By applying a combination of chemical and thermal processes to create their DSA method for making circuits at 22nm, the research team at Stanford University estimates that the nanofabrication technique will enable pattern etching for next-generation chips down to 14nm.
The researchers say that in contrast to current lithography
methods that rely on increasingly less-accurate steps to shrink transistor and
circuit sizes, the achievement at Stanford provides both a more affordable and
more environmentally friendly path to fabricating smaller semiconductor
devices.
This advancement could be used for enhancements not only to the electronics industry, but for other nanoscale devices.
"This is the first time that the critical contact holes have been placed with DSA for standard cell libraries of VLSI chips. The result is a composed pattern of real circuits, not just test structures," says H.-S. Philip Wong, lead researcher at Stanford for the SRC-guided research. "This irregular solution for DSA also allows you to heal imperfections in the pattern and maintain higher resolution and finer features on the wafer than by any other viable alternative."
To build reliable circuits using the new DSA process, the researchers covered a wafer surface with a block copolymer film. Common lithographic techniques were used to carve impressions into the wafer surface, producing a pattern of irregularly placed indentations that serve as templates to guide movement of molecules of the block copolymer into self-assembled configurations.
By varying the shape and size of the guiding templates, manufacturers can space holes more closely than current lithographic methods permit. The resulting closely packed patterns enable the semiconductor industry to build smaller, faster and more energy efficient chips than provided by today's larger devices.
Environmental improvements over previous generations of manufacturing also are achieved. In order to provide the safest solvents for use in the coating and etching process, the researchers selected polyethylene glycol monomethyl ether acetate (PGMEA) as a healthier and more effective alternative compared to other options.
"This research is a significant contribution to the ability to move ahead on the technological and environmental issues that are important to the industry and the customers it serves," points out Steve Hillenius, executive vice president for SRC. "In addition, the ability to avoid the cost of lithography tools at $150 million per tool "“ and it requires a set of multiple such lithographic tools to make the most advanced chips "“ provides an even more compelling option for patterning."
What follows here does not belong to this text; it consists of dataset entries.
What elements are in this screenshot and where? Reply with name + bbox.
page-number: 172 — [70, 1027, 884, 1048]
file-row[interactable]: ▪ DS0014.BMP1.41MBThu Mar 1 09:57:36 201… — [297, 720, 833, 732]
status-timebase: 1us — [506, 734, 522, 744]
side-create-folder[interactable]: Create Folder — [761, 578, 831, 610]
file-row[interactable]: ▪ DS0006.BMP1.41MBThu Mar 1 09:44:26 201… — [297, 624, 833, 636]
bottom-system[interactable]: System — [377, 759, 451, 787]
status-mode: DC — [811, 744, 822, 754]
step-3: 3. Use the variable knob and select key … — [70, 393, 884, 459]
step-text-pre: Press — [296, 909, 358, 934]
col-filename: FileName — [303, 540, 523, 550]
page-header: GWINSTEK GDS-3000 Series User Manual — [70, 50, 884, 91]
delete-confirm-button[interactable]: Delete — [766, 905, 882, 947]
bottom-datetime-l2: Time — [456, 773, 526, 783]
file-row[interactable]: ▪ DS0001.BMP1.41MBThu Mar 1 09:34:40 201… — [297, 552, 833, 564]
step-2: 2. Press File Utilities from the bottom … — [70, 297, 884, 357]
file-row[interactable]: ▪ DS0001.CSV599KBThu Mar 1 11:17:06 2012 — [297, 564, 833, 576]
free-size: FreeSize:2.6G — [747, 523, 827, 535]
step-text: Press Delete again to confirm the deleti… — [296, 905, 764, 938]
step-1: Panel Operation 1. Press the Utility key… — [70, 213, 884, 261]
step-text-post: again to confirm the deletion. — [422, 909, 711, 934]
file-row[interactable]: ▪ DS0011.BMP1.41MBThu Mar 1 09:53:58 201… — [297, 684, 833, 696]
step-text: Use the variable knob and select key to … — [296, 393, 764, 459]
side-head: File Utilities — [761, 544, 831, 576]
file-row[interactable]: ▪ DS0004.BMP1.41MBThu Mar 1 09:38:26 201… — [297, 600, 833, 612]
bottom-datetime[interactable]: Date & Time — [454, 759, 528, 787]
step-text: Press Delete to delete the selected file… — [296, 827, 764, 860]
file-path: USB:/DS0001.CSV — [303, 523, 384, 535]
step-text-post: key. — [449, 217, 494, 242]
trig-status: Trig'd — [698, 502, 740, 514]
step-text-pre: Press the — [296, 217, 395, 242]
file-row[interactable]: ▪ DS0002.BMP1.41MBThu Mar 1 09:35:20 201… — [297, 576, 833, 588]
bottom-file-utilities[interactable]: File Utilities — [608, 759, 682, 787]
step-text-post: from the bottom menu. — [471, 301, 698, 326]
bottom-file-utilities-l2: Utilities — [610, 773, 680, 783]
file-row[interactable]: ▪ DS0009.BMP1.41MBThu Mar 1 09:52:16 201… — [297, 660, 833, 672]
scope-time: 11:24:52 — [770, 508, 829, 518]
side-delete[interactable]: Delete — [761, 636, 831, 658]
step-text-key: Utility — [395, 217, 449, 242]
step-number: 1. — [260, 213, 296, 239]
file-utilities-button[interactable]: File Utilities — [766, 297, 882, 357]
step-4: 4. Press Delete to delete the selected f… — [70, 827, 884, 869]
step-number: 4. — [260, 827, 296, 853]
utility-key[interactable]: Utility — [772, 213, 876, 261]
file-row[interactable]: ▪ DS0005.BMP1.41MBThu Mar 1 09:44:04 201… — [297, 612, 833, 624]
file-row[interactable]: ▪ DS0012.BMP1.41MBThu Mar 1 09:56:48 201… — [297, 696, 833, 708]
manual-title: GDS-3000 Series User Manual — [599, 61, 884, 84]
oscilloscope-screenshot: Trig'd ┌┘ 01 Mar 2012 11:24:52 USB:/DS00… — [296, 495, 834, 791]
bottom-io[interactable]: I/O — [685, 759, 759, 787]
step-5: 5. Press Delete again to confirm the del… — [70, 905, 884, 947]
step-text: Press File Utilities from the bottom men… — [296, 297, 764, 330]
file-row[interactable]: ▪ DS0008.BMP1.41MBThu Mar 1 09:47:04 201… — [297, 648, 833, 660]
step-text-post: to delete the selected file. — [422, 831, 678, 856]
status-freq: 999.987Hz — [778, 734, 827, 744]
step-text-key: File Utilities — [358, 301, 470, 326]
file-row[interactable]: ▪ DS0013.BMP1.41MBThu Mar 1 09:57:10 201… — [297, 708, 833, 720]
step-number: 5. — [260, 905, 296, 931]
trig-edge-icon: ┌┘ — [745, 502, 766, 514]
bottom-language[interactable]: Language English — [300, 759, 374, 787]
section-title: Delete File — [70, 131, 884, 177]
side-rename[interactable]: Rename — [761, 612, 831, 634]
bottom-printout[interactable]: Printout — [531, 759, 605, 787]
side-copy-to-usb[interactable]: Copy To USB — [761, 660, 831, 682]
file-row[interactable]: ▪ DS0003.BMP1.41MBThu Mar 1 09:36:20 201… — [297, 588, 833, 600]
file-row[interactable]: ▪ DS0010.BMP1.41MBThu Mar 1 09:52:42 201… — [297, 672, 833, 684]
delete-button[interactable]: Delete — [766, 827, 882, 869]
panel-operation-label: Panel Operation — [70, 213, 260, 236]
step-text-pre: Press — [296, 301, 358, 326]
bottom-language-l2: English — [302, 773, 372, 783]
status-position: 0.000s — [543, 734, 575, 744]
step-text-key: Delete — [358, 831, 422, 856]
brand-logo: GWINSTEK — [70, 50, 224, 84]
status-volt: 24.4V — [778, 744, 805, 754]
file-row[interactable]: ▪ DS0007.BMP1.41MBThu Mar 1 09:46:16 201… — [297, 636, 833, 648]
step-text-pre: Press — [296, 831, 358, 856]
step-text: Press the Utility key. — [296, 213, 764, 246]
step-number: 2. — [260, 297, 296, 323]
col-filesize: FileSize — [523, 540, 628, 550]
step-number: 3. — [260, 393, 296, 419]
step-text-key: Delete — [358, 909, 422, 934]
A broad range of companies can benefit from the results of the research, including fabless design houses, photoresist companies, tool suppliers and chip manufacturers.
The researchers now aim to improve this process with the collaboration of electronic design automation experts. They will strive to develop software and tools that will enable circuit designers to specify where the holes are to be located on the wafer.
This resource for chip designers should allow them to plan without the distraction of where to place the guiding templates, providing the industry with another advantage in addition to the delay of investment in next-generation lithography tools.